In a unicameral system this is only exacerbated because electors have no capacity to qualify their electoral decisions, by indicating an alternative set of preferences and thereby expressing a qualitative measure of their support for particular parties and candidates.
The reality is that in modern liberal democratic states there is no monolithic “popular will”, not even the “will of the majority”, and even if there was, it is doubtful whether any one electoral system would be capable of giving reliable expression to the will of the people. Indeed, studies of voter behaviour in bicameral systems demonstrate that even individual voters do not have unitary electoral wills, but are often inclined to “split” their votes among different parties when given the opportunity to vote for more than one chamber.
It is of course true that the introduction of a second chamber in Queensland, elected upon a different basis to the first, is no panacea. A second house will not always hold the government accountable; it will not always perform effectively as a forum of legislative review; and its capacity to represent voters adequately and fairly will always be contested. However, a carefully designed upper house will at least provide an additional arena and a second opportunity for scrutiny and deliberation, as well as an alternative opportunity for voters to express their diverse electoral wills.
No electoral system has yet been devised that does not in its practical operation occasionally contradict one or another of the various, generally-accepted normative standards by which electoral systems are evaluated.
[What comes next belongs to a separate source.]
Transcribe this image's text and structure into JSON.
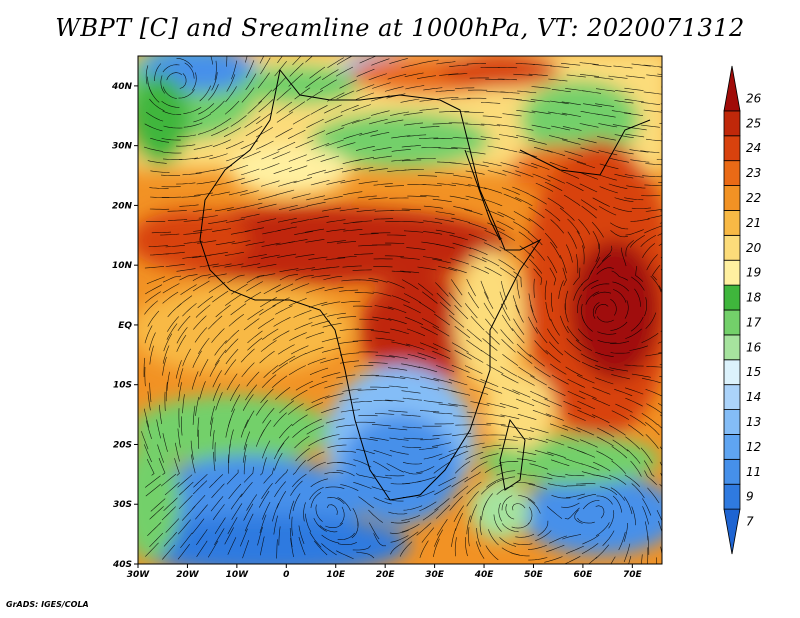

This is obviously the case for single-member plurality systems, but it can also occur in complex preferential, proportional and multiple-member systems. No system is perfectly representative. A second chamber, elected on the basis of a different system, at least provides the opportunity to “correct” for the unavoidable deficiencies of the electoral credentials of the first chamber. Two differently elected chambers will thus enhance the prospects that the parliament will approximate a truly representative deliberative body.
The reintroduction of an upper house in Queensland may be an idea whose time has come. The challenge, however, is to design a system that is indeed likely to improve the quality of government accountability, legislative review and parliamentary representation. Not just any upper house will be an improvement upon the status quo. Many complex questions arise, and it is time to debate them.